Saliamo sul treno, è uno di quelli con il corridoio e tante porte per entrare negli scompartimenti. Mi piacciono i treni con le carrozze divise in scompartimenti. Sono gli unici dove si riesce a fare amicizia e a chiaccherare. Nel secondo scompartimento Laura trova Filippo, un suo amico, fanno insieme Tai Chi. Ci sediamo con lui, poi loro iniziano a parlare ed io a leggere: Kafka sulla spiaggia. Ad un certo punto, sarà passata quasi un’ora, lui mi fa:
Ti piace Murakami?
Sì, molto. Lo conosci?
Sì, lo conosco abbastanza. La mia ex fidanzata era un’ allieva di Giorgio Amitrano, hai presente: quello che traduce in italiano tutti i suoi libri. Ha fatto la tesi su Murakami, poi è partita, è andata a Boston e quando l’ho raggiunta mi ha lasciato. Adesso è in Australia. Lei adora Murakami e mi leggeva sempre i suoi libri. Voleva trasferirsi in Giappone e prima o poi ce la farà.
Da Murakami siamo passati a parlare di letterature comparate poi di Bruce Lee, di campi elettromagnetici e di tutto quello che veniva. Non credo che ci rincontreremo, ma è stato il primo amico che Murakami mi ha regalato.
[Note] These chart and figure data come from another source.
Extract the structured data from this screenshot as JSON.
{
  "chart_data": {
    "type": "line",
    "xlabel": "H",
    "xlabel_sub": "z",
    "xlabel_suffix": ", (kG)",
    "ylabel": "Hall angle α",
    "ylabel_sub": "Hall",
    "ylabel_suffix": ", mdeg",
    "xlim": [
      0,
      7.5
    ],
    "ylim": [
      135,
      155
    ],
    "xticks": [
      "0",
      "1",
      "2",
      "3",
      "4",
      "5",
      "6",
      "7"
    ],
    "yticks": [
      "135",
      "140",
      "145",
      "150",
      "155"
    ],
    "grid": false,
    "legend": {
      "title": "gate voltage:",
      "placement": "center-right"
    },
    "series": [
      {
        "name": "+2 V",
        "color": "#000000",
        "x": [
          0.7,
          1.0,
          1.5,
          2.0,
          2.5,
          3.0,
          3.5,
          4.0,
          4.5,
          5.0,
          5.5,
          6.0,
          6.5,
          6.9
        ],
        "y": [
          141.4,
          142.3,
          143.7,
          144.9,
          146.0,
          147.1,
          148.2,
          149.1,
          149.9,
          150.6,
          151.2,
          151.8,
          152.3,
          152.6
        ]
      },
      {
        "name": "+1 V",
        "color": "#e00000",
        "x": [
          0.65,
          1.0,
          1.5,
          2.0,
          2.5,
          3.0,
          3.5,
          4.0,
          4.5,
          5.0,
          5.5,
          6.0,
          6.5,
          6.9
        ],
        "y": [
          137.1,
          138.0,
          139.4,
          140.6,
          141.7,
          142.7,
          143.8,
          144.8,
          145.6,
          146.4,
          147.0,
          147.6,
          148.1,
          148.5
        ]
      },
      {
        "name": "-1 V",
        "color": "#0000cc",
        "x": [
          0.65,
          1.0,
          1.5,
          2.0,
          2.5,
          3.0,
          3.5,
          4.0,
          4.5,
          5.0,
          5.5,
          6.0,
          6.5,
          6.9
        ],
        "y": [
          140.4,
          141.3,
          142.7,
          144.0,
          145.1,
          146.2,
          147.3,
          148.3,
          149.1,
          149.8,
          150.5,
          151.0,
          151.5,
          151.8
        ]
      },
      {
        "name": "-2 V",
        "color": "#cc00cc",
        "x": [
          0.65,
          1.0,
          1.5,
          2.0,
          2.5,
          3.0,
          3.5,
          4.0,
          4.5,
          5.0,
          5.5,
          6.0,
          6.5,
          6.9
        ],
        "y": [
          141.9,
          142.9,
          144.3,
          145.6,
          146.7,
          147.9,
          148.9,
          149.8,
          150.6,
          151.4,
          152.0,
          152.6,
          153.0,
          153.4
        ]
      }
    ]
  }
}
Ciao, non sapevo su quale post commentare, ma vorrei farti i miei complimenti per il tuo blog. Personalmente mi occupo di tutt’altro, come puoi vedere se ti va, curiosando nel blog mio e di altro studenti, ma sono appassionata in generale di culture dell’Asia, o meglio in genere mi interessano le culture e particolamente quelle dell’Asia. Credo che leggerò appena mi sarà possibile qualche opera di questo scrittore:grazie di avermelo fatto conoscere mentre vagavo per caso nella blogsfera!
Grazie Ali.
Ti passerò a trovare quanto prima e … buona lettura!